Hey guys! I had a sleepover with my friends from college yesterday, which is the same day as Malaysia's Independence Day! *Mac book showing Malaysia's flag, oh yeah* Funny story, Kimora Lee Simmons even wished Malaysia Happy Independence Day through Twitter, I almost die!
The main focal point of our sleepover agenda was baking. We made chocolate ganache cupcakes!!! Probably the easiest ganache I've ever made, no tempering required! We followed the recipe on the food network website. It's super rich and decadent, definitely worth to try! I pasted the recipe below.
*Fail attempt at decorating, we sprinkled chocolate malt powder on top of the ganache, still yummy though*
- 1/4 pound unsalted butter, at room temperature
- 1 cup sugar
- 4 extra-large eggs, at room temperature
- 16 fluid ounces chocolate syrup (recommended: Hershey's)

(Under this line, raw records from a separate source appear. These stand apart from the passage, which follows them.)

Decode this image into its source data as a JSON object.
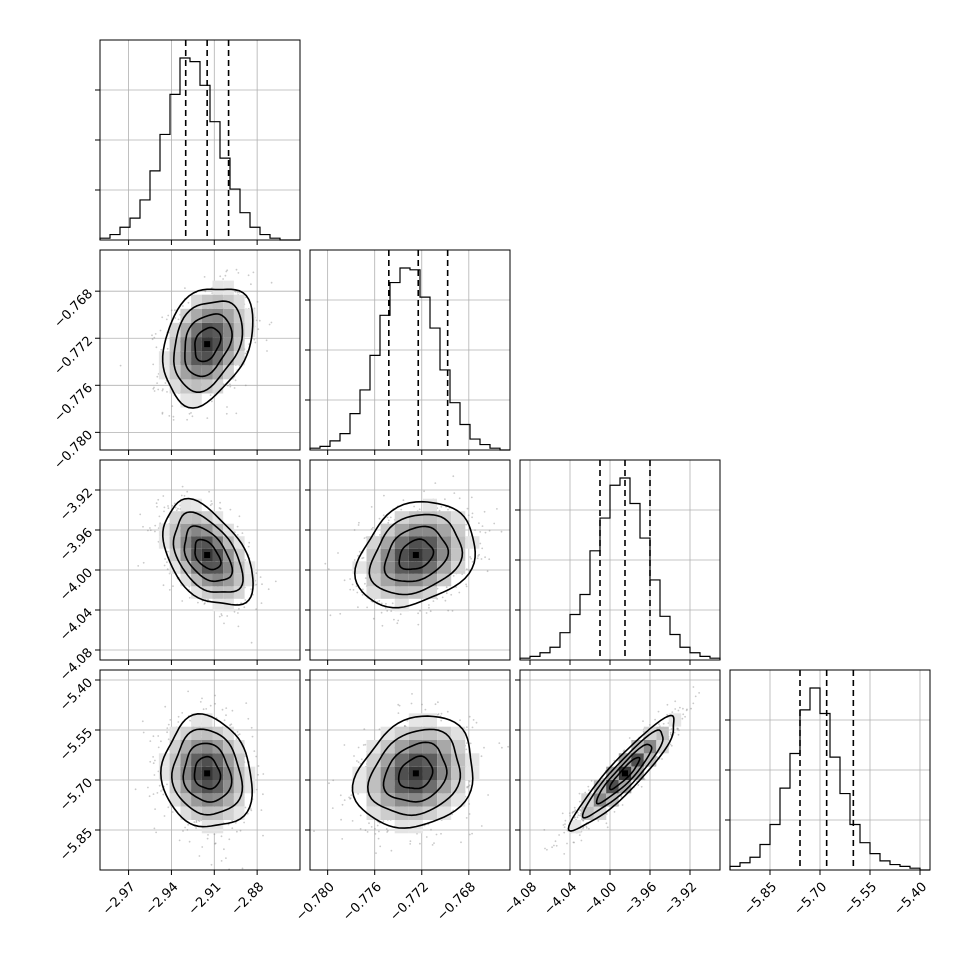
{
  "chart_data": {
    "type": "corner",
    "grid": true,
    "params": [
      {
        "mean": -2.915,
        "sigma": 0.015,
        "range": [
          -2.99,
          -2.85
        ],
        "ticks": [
          -2.97,
          -2.94,
          -2.91,
          -2.88
        ],
        "tick_labels": [
          "−2.97",
          "−2.94",
          "−2.91",
          "−2.88"
        ],
        "quantiles": [
          -2.93,
          -2.915,
          -2.9
        ],
        "hist": [
          1,
          3,
          7,
          12,
          22,
          38,
          58,
          80,
          100,
          98,
          85,
          65,
          45,
          28,
          15,
          7,
          3,
          1,
          0,
          0
        ]
      },
      {
        "mean": -0.7725,
        "sigma": 0.0024,
        "range": [
          -0.7815,
          -0.7645
        ],
        "ticks": [
          -0.78,
          -0.776,
          -0.772,
          -0.768
        ],
        "tick_labels": [
          "−0.780",
          "−0.776",
          "−0.772",
          "−0.768"
        ],
        "quantiles": [
          -0.7748,
          -0.7723,
          -0.7698
        ],
        "hist": [
          1,
          2,
          5,
          9,
          20,
          33,
          52,
          74,
          92,
          100,
          99,
          84,
          67,
          44,
          26,
          14,
          6,
          3,
          1,
          0
        ]
      },
      {
        "mean": -3.985,
        "sigma": 0.025,
        "range": [
          -4.09,
          -3.89
        ],
        "ticks": [
          -4.08,
          -4.04,
          -4.0,
          -3.96,
          -3.92
        ],
        "tick_labels": [
          "−4.08",
          "−4.04",
          "−4.00",
          "−3.96",
          "−3.92"
        ],
        "quantiles": [
          -4.01,
          -3.985,
          -3.96
        ],
        "hist": [
          1,
          2,
          4,
          7,
          15,
          25,
          36,
          60,
          78,
          96,
          100,
          86,
          67,
          44,
          24,
          14,
          7,
          4,
          2,
          1
        ]
      },
      {
        "mean": -5.68,
        "sigma": 0.08,
        "range": [
          -5.97,
          -5.37
        ],
        "ticks": [
          -5.85,
          -5.7,
          -5.55,
          -5.4
        ],
        "tick_labels": [
          "−5.85",
          "−5.70",
          "−5.55",
          "−5.40"
        ],
        "quantiles": [
          -5.76,
          -5.68,
          -5.6
        ],
        "hist": [
          2,
          4,
          7,
          14,
          25,
          45,
          64,
          88,
          100,
          86,
          62,
          42,
          25,
          15,
          9,
          5,
          3,
          2,
          1,
          0
        ]
      }
    ],
    "correlations": [
      [
        1,
        0.3,
        -0.45,
        -0.1
      ],
      [
        0.3,
        1,
        0.25,
        0.2
      ],
      [
        -0.45,
        0.25,
        1,
        0.92
      ],
      [
        -0.1,
        0.2,
        0.92,
        1
      ]
    ]
  }
}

- 1 tablespoon pure vanilla extract
- 1 cup all-purpose flour
For the ganache:
- 1/2 cup heavy cream
- 8 ounces good semisweet chocolate chips
- 1 teaspoon instant coffee granules
- Candied violets, for decoration, optional
Line muffin pans with 12 paper liners. Preheat the oven to 325 degrees F.
Cream the butter and sugar in the bowl of an electric mixer fitted with the paddle attachment until light and fluffy. Add the eggs, 1 at a time. Mix in the chocolate syrup and vanilla. Add the flour and mix until just combined. Don't overbeat, or the cupcakes will be tough.
Scoop the batter into the muffin cups and bake for 30 minutes, or until just set in the middle. Don't overbake! Let the cupcakes cool thoroughly in the pan.
For the ganache, cook the heavy cream, chocolate chips, and instant coffee in the top of a double boiler over simmering water until smooth and warm, stirring occasionally.